Souvenir / Souvenir-Essay Culte du Souvenir
CULTE DU SOUVENIR
Pour : Vie des Arts, no. 246, printemps 2017
Deborah Carruthers
Souvenir/Souvenir
Maison de la Culture de Notre-Dame-de-Grâce
3755 rue Botrel, Montréal
Du 19 novembre 2016 au 29 janvier 2017
De son propre aveu « collectionneuse invétérée d’objets naturels », Deborah Carruthers se plaît à organiser ceux-ci en cabinets de curiosités, paysages éphémères de souvenirs dûment répertoriés. La sélection offerte en quelques vitrines s’insère ici dans une exploration multidisciplinaire de la nature du souvenir, au double sens de la mémoire d’êtres chers ou d’endroits délaissés et du fétiche matériel qui l’entretient métonymiquement. Ce fragment détaché d’une expérience passée a en effet le pouvoir holographique d’en évoquer synthétiquement l’entière présence, comme chacun peut le constater dans sa propre vie. L’artiste montréalaise puise ainsi dans la sienne les éléments d’une démonstration sensible de ce phénomène constitutif de la condition humaine.
La pierre comme support du souvenir, étrave de sa pérennité bravant le cours implacable du temps, en est une constante universelle. Dans Souvenir/Souvenir, une série d’aquarelles miniatures de cailloux rapportés d’un chalet des Laurentides est entrecoupée de photos familiales, dont celle du père de l’artiste. Ce n’est qu’après son décès en 2012 qu’elle sut regarder à nouveau des images de ce lieu de mémoire familial, vendu une décennie plus tôt. Elle en créa alors de nouvelles, grands tableaux sur bois de rochers familiers de ce lac isolé, en gros plans au rendu moussu, d’un pointillisme pommelé digne de David Milne par l’effet bigarré d’un relief virtuel.
Le frêle esquif d’une mémoire de pierre
Dans l’installation Safe Passage, Carruthers déploie dans toutes les dimensions du réel les souvenirs confondus du canot permettant seul l’accès au chalet et du père qui l’y menait. Sa présence absente est le ballast conférant son assiette à ce monument mnémonique, par son poids exact en roches des Laurentides, amassées au fond de l’armature de cèdre qu’enclosent des sangles semblables à celles des gilets de sauvetage qu’il faisait porter à ses enfants. Le murmure du courant sourd des entrailles pierreuses de l’esquif, au milieu d’un dispositif inspiré du mortsafe des cimetières écossais du XIXe siècle, grille protégeant temporairement les dépouilles fraîches des déprédations des pilleurs de tombes.

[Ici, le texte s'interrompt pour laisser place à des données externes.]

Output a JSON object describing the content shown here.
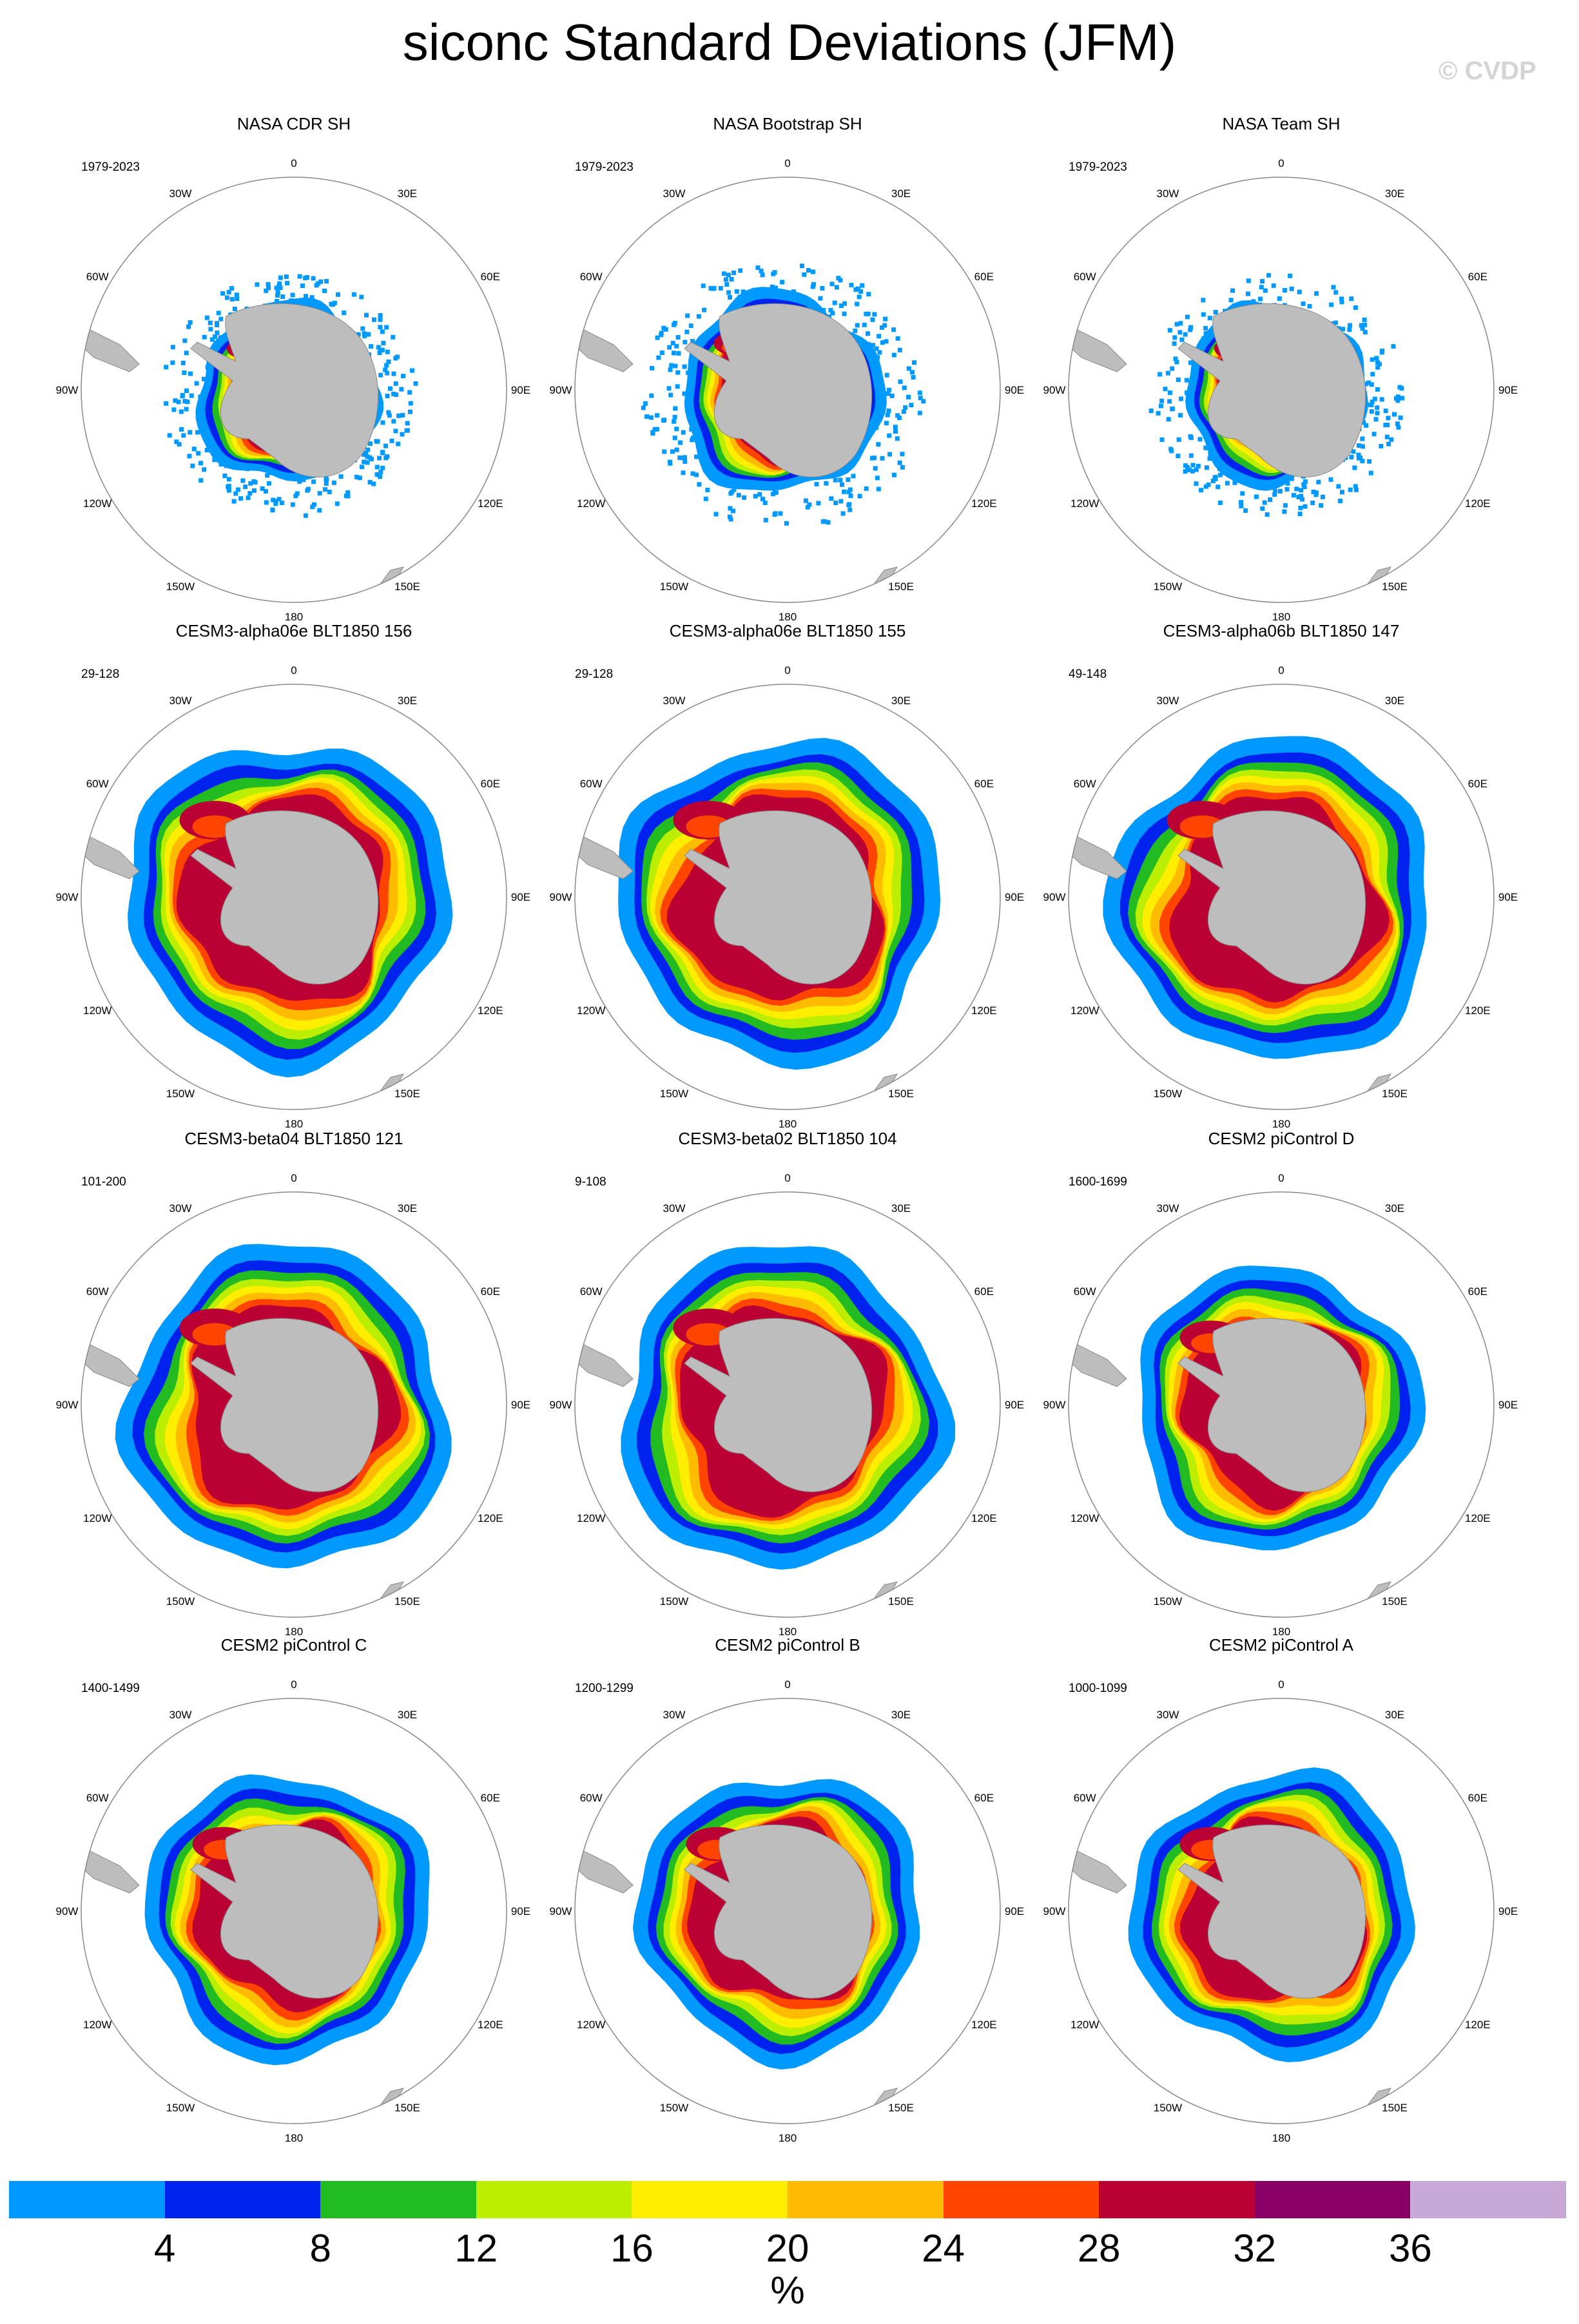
{
  "title": "siconc Standard Deviations (JFM)",
  "watermark": "© CVDP",
  "longitude_labels": [
    "0",
    "30E",
    "60E",
    "90E",
    "120E",
    "150E",
    "180",
    "150W",
    "120W",
    "90W",
    "60W",
    "30W"
  ],
  "panels": [
    {
      "title": "NASA CDR SH",
      "years": "1979-2023",
      "variant": "obs"
    },
    {
      "title": "NASA Bootstrap SH",
      "years": "1979-2023",
      "variant": "obs-wide"
    },
    {
      "title": "NASA Team SH",
      "years": "1979-2023",
      "variant": "obs"
    },
    {
      "title": "CESM3-alpha06e BLT1850 156",
      "years": "29-128",
      "variant": "model-large"
    },
    {
      "title": "CESM3-alpha06e BLT1850 155",
      "years": "29-128",
      "variant": "model-large"
    },
    {
      "title": "CESM3-alpha06b BLT1850 147",
      "years": "49-148",
      "variant": "model-large"
    },
    {
      "title": "CESM3-beta04 BLT1850 121",
      "years": "101-200",
      "variant": "model-large"
    },
    {
      "title": "CESM3-beta02 BLT1850 104",
      "years": "9-108",
      "variant": "model-large"
    },
    {
      "title": "CESM2 piControl D",
      "years": "1600-1699",
      "variant": "model"
    },
    {
      "title": "CESM2 piControl C",
      "years": "1400-1499",
      "variant": "model"
    },
    {
      "title": "CESM2 piControl B",
      "years": "1200-1299",
      "variant": "model"
    },
    {
      "title": "CESM2 piControl A",
      "years": "1000-1099",
      "variant": "model"
    }
  ],
  "colorbar": {
    "colors": [
      "#0099ff",
      "#0022ee",
      "#22bb22",
      "#bbee00",
      "#ffee00",
      "#ffbb00",
      "#ff4400",
      "#bb0033",
      "#880066",
      "#c7a8d6"
    ],
    "ticks": [
      "4",
      "8",
      "12",
      "16",
      "20",
      "24",
      "28",
      "32",
      "36"
    ],
    "unit": "%"
  }
}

Mais les pierres tombales —dalle, cairn ou simple caillou— font toujours déjà office de garde du corps envers les outrages du temps, à commencer par l’oubli. C’est pourquoi Carruthers aime à se promener dans les cimetières isolés pour y relever leurs inscriptions dans la durée minérale de quelque trait mémorable d’une fugace existence humaine. Dans la série Souvenir sacré, elle juxtapose les photos de trois mots glanés sur des tombes différentes, fragments qu’elle s’approprie en cette pensée simple et touchante : KIND/FATHER/GONE. Au fond de la salle s’aperçoit encore la bouleversante épitaphe d’un inconnu dont l’héritage pour la postérité se résume à ceci : HE PICKED WILDFLOWERS FOR HIS WIFE. Sous-tendant toute l’exposition, un champ de force s’établit avec l’autre extrémité près de l’entrée, où une photo de fleurs en plastique aux couleurs fanées sous les toiles d’araignée évoque la tentative artificielle de mettre sous cloche une éternelle fraîcheur, dont pourtant seul l’aveu de la perte demeure à la hauteur. Tel est le paradoxe de la poésie du passé, tissée du fil précaire de la mémoire, que Deborah Carruthers tend au visiteur pour qu’il en éprouve à son tour l’émouvante persistance.